Consequently it would mean that the stakes for these elections were high.
- The elections in Zimbabwe, more than anything else, have been characterised by a very high level of polarisation between (the Zanu-PF and MDC) and between members of their respective parties.
- Intimidation and violence in certain geographic areas of Zimbabwe were the hallmark of the pre-election period. At least 107 people whose names, places of residents and dates of death have been published, were reported killed in political violence related attacks between March 2000 and (the election month) March 2002. Although police were extremely reluctant to provide statistics, by far the majority of these victims are said to be members or supporters of the MDC.
- It is common cause that the Zanu-PF has established a military trained youth group, also known as youth militia. Reports by our and other observer missions show that this youth militia have been the primary perpetrators of violence and intimidation against members and its supporters of the MDC or sections of the population which appear not to be supportive of Zanu-PF.
- In varying degrees this election related violence and threats of violence, arson and hostage taking have curtailed freedom of movement, freedom of speech, freedom of assembly and of association of voters.
- In the lead up to the presidential elections the electoral laws of Zimbabwe were dramatically amended and manipulated by executive decrees.
- Final voters rolls and information on polling stations were not available timeously.
- There were no equal or equitable access to publicly owned and funded media.
- The executive government discarded the rule of law by either failing to give effect to decisions of both the High court and the Supreme court or by introducing statutory instruments or regulations which altered, reversed or undermined court decisions.
- The treatment of supporters of each of the two main candidates by the police appeal to have been partial
- The number of polling stations in urban constituencies and particularly in Harare and Chitungwiza were substantially reduced.

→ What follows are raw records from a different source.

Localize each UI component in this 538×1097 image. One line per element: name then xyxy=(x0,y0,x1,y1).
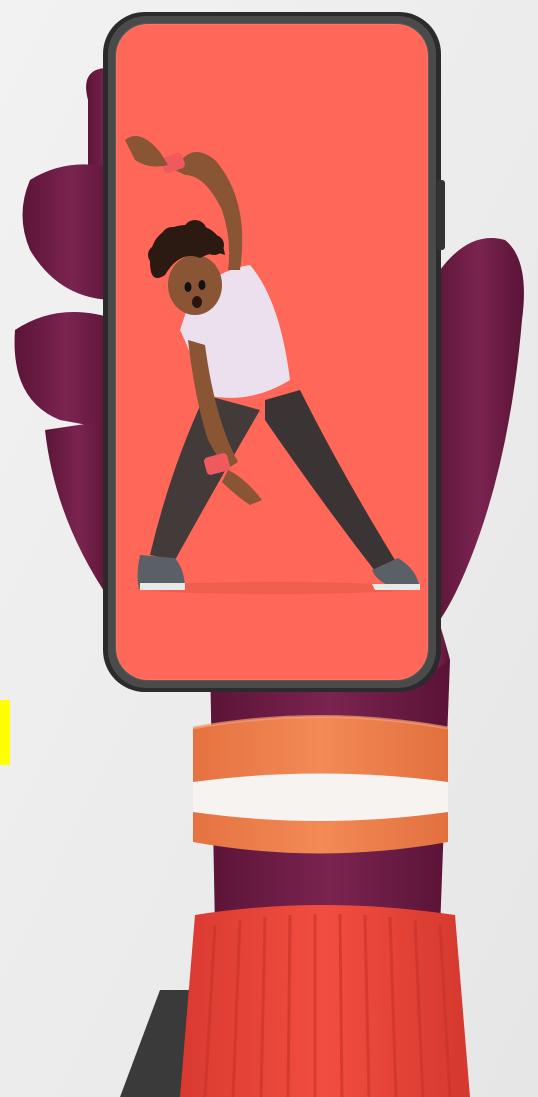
character-eye-right xyxy=(198,280,206,290)
character-mouth xyxy=(192,296,202,308)
phone-side-button xyxy=(437,180,445,250)
wristband xyxy=(192,715,449,854)
yellow-marker xyxy=(0,700,10,765)
sleeve-cuff xyxy=(180,905,470,1097)
character-eye-left xyxy=(184,282,192,292)
illustration-scene xyxy=(0,0,538,1097)
hand-holding-phone-illustration xyxy=(0,0,538,1097)
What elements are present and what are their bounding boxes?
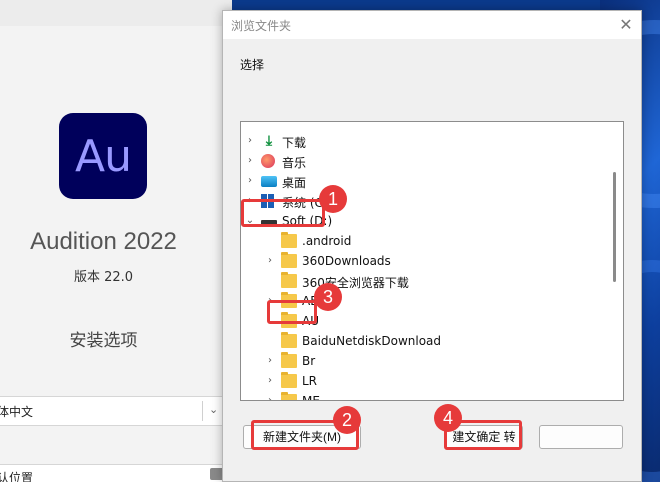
folder-icon <box>281 252 297 268</box>
tree-item-label: Br <box>302 354 316 368</box>
annotation-badge-2: 2 <box>333 406 361 434</box>
folder-icon <box>281 352 297 368</box>
annotation-badge-3: 3 <box>314 283 342 311</box>
tree-item[interactable]: BaiduNetdiskDownload <box>241 332 611 352</box>
dialog-titlebar: 浏览文件夹 ✕ <box>223 11 641 39</box>
location-field[interactable]: 认位置 <box>0 464 234 482</box>
close-button[interactable]: ✕ <box>615 14 637 36</box>
tree-item[interactable]: › Br <box>241 352 611 372</box>
tree-item-label: ME <box>302 394 320 401</box>
language-select-divider <box>202 401 203 421</box>
folder-icon <box>281 392 297 400</box>
download-icon: ⤓ <box>265 133 273 149</box>
music-icon <box>261 154 275 168</box>
chevron-right-icon[interactable]: › <box>245 175 255 187</box>
tree-item-label: LR <box>302 374 318 388</box>
folder-icon <box>281 232 297 248</box>
tree-item[interactable]: › ME <box>241 392 611 401</box>
tree-item[interactable]: › 桌面 <box>241 172 611 192</box>
annotation-badge-4: 4 <box>434 404 462 432</box>
app-version: 版本 22.0 <box>73 270 134 285</box>
annotation-badge-1: 1 <box>319 185 347 213</box>
location-value: 认位置 <box>0 471 34 482</box>
install-options-heading: 安装选项 <box>69 331 138 351</box>
tree-item-label: 桌面 <box>282 176 307 190</box>
installer-window: Au Audition 2022 版本 22.0 安装选项 体中文 ⌄ 认位置 <box>0 0 234 482</box>
tree-item-label: 360Downloads <box>302 254 391 268</box>
folder-icon <box>281 272 297 288</box>
chevron-right-icon[interactable]: › <box>265 355 275 367</box>
tree-item[interactable]: .android <box>241 232 611 252</box>
installer-header-band <box>0 0 232 26</box>
desktop-icon <box>261 176 277 187</box>
tree-item[interactable]: › ⤓ 下载 <box>241 132 611 152</box>
annotation-highlight-drive <box>241 199 325 227</box>
tree-item-label: 下载 <box>282 136 307 150</box>
chevron-down-icon: ⌄ <box>209 403 219 416</box>
chevron-right-icon[interactable]: › <box>245 155 255 167</box>
tree-scrollbar[interactable] <box>613 172 616 282</box>
audition-logo-text: Au <box>75 130 132 182</box>
folder-tree[interactable]: › ⤓ 下载 › 音乐 › 桌面 › 系统 (C ⌄ Soft (D:) .android › 360Do… <box>240 121 624 401</box>
language-select[interactable]: 体中文 ⌄ <box>0 396 234 426</box>
tree-item[interactable]: › 音乐 <box>241 152 611 172</box>
chevron-right-icon[interactable]: › <box>265 375 275 387</box>
tree-item-label: .android <box>302 234 352 248</box>
chevron-right-icon[interactable]: › <box>265 255 275 267</box>
audition-logo: Au <box>59 113 147 199</box>
folder-icon <box>281 372 297 388</box>
dialog-title: 浏览文件夹 <box>231 19 292 33</box>
browse-folder-dialog: 浏览文件夹 ✕ 选择 › ⤓ 下载 › 音乐 › 桌面 › 系统 (C ⌄ Soft (D:) .an… <box>222 10 642 482</box>
dialog-prompt: 选择 <box>240 58 265 72</box>
tree-item[interactable]: › LR <box>241 372 611 392</box>
tree-item[interactable]: 360安全浏览器下载 <box>241 272 611 292</box>
chevron-right-icon[interactable]: › <box>245 135 255 147</box>
tree-item[interactable]: › 360Downloads <box>241 252 611 272</box>
folder-icon <box>281 332 297 348</box>
cancel-button[interactable] <box>539 425 623 449</box>
app-name: Audition 2022 <box>30 228 177 255</box>
chevron-right-icon[interactable]: › <box>265 395 275 400</box>
tree-item-label: BaiduNetdiskDownload <box>302 334 442 348</box>
language-value: 体中文 <box>0 405 34 419</box>
annotation-highlight-au <box>267 300 317 324</box>
tree-item-label: 音乐 <box>282 156 307 170</box>
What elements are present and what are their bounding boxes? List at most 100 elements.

This reduction severely curtailed the access of voters to polling stations. On the third day of polling, not all voters who wished to cast their vote had a reasonable opportunity to do so. The number of voters prevented from voting could not be ascertained
- It should, however, be recorded that in all the other constituencies polling stations were easily accessible to the electorate. The secrecy of the ballot was observed. Requirements such as effective design of ballot papers, ballot boxes, impartial assistance to voters, if necessary transporting of election materials and protection of polling stations were accomplished.
It was principally the pre-polling and other environment, which informed our assessment of the conduct of elections. We recognise that the opposition parties fully participated in the electoral process up to the end. We acknowledge that on polling days no significant irregularities, ave in Harare and Chitungwisa occurred, the report said.
‘Cannot be considered free and fair’
“However,” the judges concluded, “having regard to all the circumstances, and in particular the cumulative substantial departures from international standards of free and fair elections found in Zimbabwe during the pre-election period, these elections, in our view, cannot be considered free and fair.”
Milo said: “This landmark case will teach public bodies that you may be able to run for a while, but you can’t hide,” said Milo.
The judgment vindicates those who continued for the last decade to question the freedom and fairness of the March 2002 elections.